The oddest appetizer of them all was the crispy eel wuxi style. It was savory and sweet, but was reminscent of dilis. By itself, it wasn’t bad, but I wasn’t sure if it jived with the previous and succeeding dishes’ tastes.

Despite the slightly disappointing appetizers, one-fourth of my appetite was already full. The next dish, however, begged to be finished: Spicy and sour soup in Sichuan style. It was an explosion of flavor, overwhelming my taste buds in all the right places. I also enjoyed the abundant use of black fungus and other mushrooms.
Soon enough, we got started on the main viands. I barely had any room after the soup, so I started just taking a few bites of each to know its taste. The sauteed chicken with cashew nuts was fragrant in the mouth, although I could barely taste the spicy sauce. The sauteed string bean and minced pork with olive was good in itself, but didn’t quite complement the chicken dish. But the string beans weren’t something I’d eat by myself either.
Thankfully, the noodle with dried shrimp and peanut in spicy sauce evoked a loud “mmmm” from my mouth. The dish reminded of kare-kare, but without the protein element. The peanut ingredients soaked the noodles perfectly. If only my stomach had enough room!
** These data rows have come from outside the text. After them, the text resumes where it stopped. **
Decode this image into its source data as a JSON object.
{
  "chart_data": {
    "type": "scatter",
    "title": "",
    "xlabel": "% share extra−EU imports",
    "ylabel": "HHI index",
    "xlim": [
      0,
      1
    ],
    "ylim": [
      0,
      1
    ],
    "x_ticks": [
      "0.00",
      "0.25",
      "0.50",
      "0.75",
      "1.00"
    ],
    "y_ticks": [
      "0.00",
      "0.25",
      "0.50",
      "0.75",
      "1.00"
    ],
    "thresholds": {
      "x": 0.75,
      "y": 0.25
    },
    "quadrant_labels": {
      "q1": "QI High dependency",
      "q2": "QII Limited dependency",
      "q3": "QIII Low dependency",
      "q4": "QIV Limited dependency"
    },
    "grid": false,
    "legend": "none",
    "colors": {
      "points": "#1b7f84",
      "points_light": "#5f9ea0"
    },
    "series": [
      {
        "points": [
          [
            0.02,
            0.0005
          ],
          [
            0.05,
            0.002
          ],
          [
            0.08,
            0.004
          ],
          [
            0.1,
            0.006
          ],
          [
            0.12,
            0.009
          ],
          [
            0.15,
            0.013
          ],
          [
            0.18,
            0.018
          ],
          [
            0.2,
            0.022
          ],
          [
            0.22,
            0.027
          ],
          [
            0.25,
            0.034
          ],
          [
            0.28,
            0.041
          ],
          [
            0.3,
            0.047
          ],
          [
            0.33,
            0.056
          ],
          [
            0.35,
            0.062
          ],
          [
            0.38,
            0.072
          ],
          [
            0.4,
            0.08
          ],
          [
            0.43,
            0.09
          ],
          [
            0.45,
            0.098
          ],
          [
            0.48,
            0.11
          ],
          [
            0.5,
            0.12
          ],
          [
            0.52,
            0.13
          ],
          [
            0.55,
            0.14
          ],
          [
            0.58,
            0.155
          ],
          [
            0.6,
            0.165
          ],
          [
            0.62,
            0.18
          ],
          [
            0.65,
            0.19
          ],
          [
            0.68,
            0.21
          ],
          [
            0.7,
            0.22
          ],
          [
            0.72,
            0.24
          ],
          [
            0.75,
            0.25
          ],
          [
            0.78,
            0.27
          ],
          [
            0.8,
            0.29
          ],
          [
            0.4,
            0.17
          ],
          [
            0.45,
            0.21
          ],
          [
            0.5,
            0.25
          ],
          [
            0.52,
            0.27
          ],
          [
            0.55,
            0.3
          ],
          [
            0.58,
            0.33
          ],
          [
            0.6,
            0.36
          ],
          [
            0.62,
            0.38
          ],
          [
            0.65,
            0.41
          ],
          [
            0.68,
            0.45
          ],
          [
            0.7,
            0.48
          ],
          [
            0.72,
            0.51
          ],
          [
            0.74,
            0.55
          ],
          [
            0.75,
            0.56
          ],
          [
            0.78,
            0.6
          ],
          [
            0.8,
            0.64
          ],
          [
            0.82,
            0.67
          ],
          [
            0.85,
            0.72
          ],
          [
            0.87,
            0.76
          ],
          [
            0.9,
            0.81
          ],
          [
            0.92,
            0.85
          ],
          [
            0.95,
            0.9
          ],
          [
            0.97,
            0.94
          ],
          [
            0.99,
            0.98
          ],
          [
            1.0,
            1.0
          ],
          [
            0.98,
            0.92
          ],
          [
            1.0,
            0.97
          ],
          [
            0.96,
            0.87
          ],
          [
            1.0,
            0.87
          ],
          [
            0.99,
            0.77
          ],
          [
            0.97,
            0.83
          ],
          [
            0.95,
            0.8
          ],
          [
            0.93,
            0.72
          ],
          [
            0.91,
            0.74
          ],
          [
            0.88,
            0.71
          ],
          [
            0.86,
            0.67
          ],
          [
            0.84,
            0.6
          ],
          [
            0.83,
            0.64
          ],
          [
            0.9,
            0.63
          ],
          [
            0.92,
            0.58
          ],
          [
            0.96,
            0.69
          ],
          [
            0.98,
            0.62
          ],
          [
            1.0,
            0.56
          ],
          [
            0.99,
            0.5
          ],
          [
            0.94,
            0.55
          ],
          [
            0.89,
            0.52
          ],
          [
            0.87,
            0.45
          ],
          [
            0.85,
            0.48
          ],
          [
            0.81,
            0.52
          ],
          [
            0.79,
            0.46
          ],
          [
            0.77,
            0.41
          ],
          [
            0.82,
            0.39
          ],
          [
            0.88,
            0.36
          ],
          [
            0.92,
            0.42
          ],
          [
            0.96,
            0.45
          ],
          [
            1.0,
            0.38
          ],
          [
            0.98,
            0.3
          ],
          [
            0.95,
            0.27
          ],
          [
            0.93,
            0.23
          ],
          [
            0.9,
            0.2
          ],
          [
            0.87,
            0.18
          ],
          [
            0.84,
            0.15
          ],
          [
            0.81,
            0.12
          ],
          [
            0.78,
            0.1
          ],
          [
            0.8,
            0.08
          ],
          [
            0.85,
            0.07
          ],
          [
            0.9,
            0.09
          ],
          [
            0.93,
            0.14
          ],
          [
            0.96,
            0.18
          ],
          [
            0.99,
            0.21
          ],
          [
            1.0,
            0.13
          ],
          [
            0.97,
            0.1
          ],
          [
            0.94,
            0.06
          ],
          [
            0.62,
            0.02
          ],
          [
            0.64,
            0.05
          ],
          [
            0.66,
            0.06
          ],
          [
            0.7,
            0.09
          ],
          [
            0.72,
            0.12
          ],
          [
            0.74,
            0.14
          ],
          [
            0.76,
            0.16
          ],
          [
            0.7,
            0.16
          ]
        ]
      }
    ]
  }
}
As the lunch ended to a close, we were served the ever-familiar Fried Race with Diced Chinese Sausage, Shrimp & Egg in yang Zhou Style. Three worlds: yang zhou fried rice. The nostalgic familiarity suddenly reawakened my full appetite, leaving a little space for the Filipino staple. Ending our meal were two desserts: the mango pudding and deep-fried souffle ball with red bean paste. The pudding provided the needed sweetness after a long meal, but lacked the fruit element fresh eaters after. The souffle ball, on the other hand, pleased with its red bean filling. It just takes awhile till you get to the pasty center.
Overall, the Crystal Jade offers a filling and extravagant Chinese food experience. It’s the appropriate stopover after a tiring day of shopping, especially now that the -ber months have hit. Taste it all for yourself to know what flavors await you.